Sobre essa questão, o STJ, ao apreciar o Recurso Especial n. 1.398.260, sob o regime do art. 543-C do CPC/1973, consolidou entendimento acerca da inviabilidade da aplicação retroativa do decreto que reduziu o limite de ruído no ambiente de trabalho (de 90 para 85 dB) para configuração do tempo de serviço especial (julgamento em 14/05/2014).
Com a edição da Medida Provisória n. 1.729/1998 (convertida na Lei n. 9.732/1998), foi inserida na legislação previdenciária a exigência de informação, no laudo técnico, de condições ambientais do trabalho quanto à utilização do Equipamento de Proteção Individual (EPI).
Desde então, com base na informação sobre a eficácia do EPI, a autarquia deixou de promover o enquadramento especial das atividades desenvolvidas posteriormente a 3/12/1998.
Entretanto, o Supremo Tribunal Federal (STF), ao apreciar o ARE n. 664.335, em regime de repercussão geral, decidiu que: (i) se o EPI for realmente capaz de neutralizar a nocividade, não haverá respaldo ao enquadramento especial; (ii) havendo, no caso concreto, divergência ou dúvida sobre a real eficácia do EPI para descaracterizar completamente a nocividade, deve-se optar pelo reconhecimento da especialidade; (iii) na hipótese de exposição do trabalhador a ruído acima dos limites de tolerância, a utilização do EPI não afasta a nocividade do agente.
Quanto a esses aspectos, sublinhe-se o fato de que o campo "EPI Eficaz (S/N)" constante no Perfil Profissiográfico Previdenciário (PPP) é preenchido pelo empregador considerando-se, tão somente, se houve ou não atenuação dos fatores de risco, consoante determinam as respectivas instruções de preenchimento previstas nas normas regulamentares.
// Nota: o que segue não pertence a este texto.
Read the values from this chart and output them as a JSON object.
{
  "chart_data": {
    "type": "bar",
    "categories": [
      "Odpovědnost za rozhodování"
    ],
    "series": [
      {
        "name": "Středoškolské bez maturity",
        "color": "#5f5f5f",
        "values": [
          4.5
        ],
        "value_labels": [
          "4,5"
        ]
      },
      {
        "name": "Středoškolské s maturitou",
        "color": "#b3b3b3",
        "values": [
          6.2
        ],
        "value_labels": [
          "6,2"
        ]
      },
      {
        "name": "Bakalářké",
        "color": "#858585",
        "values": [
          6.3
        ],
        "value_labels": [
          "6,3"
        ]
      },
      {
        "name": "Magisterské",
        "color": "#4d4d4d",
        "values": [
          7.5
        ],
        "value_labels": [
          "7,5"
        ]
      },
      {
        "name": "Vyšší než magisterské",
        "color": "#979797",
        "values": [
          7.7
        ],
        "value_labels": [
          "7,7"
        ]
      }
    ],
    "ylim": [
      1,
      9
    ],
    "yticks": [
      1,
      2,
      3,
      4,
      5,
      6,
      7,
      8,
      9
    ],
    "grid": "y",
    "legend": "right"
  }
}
Vale dizer: essa informação não se refere à real eficácia do EPI para descaracterizar a nocividade do agente.
Em relação ao Perfil Profissiográfico Previdenciário (PPP), instituído pelo art. 58, § 4º, da Lei n. 9.528/1997, este é emitido com base em laudo técnico elaborado pelo empregador, retrata as características do trabalho do segurado e traz a identificação do profissional legalmente habilitado pela avaliação das condições de trabalho, apto, portanto, a comprovar o exercício de atividade sob condições especiais.
Além disso, a lei não exige a contemporaneidade desses documentos (laudo técnico e PPP). É certo, ainda, que em razão dos muitos avanços tecnológicos e da fiscalização trabalhista, as circunstâncias agressivas em que o labor era prestado tendem a atenuar-se com o decorrer do tempo.
No tocante aos interregnos vindicados, de 2/1/1984 a 31/3/1985, de 1º/4/1985 a 29/11/1985, de 13/1/1986 a 1/7/1986, de 4/7/1986 a 11/1/1987, de 7/4/1987 a 2/5/1987, de 4/5/1987 a 5/12/1987, de 21/3/1988 a 7/5/1988, de 9/5/1988 a 9/12/1988, de 22/1/1991 a 30/4/1991, de 6/5/1991 a 14/11/1991, de 11/2/1992 a 12/12/1992, de 1º/2/1993 a 11/12/1993, de 1º/2/1994 a 10/12/1994, de 14/2/1995 a 16/12/1995, de 23/1/1996 a 13/12/1997, de 3/6/2002 a 10/7/2011, depreende-se dos documentos coligidos aos autos, notadamente PPPs, o exercício das funções de trabalhador rural no setor sucroalcooleiro (plantio, carpa, queima e colheita de cana-de-açúcar), atividade que comporta o enquadramento perseguido, nos termos do entendimento firmado nesta Nona Turma (proferido nos autos n. 5062336-76.2018.4.03.9999), em razão da penosidade e exposição a hidrocarbonetos policíclicos aromáticos.
Sobre o tema, reporto-me a elucidativo artigo da Revista Brasileira de Medicina do Trabalho: De Abreu, Dirce et al. A produção da cana-de-açúcar no Brasil e a saúde do trabalhador rural. Revista Brasileira de Medicina do Trabalho, v. 9, n. 2, p. 49-61, 2011. Disponível em: <http://hdl.handle.net/11449/72967>.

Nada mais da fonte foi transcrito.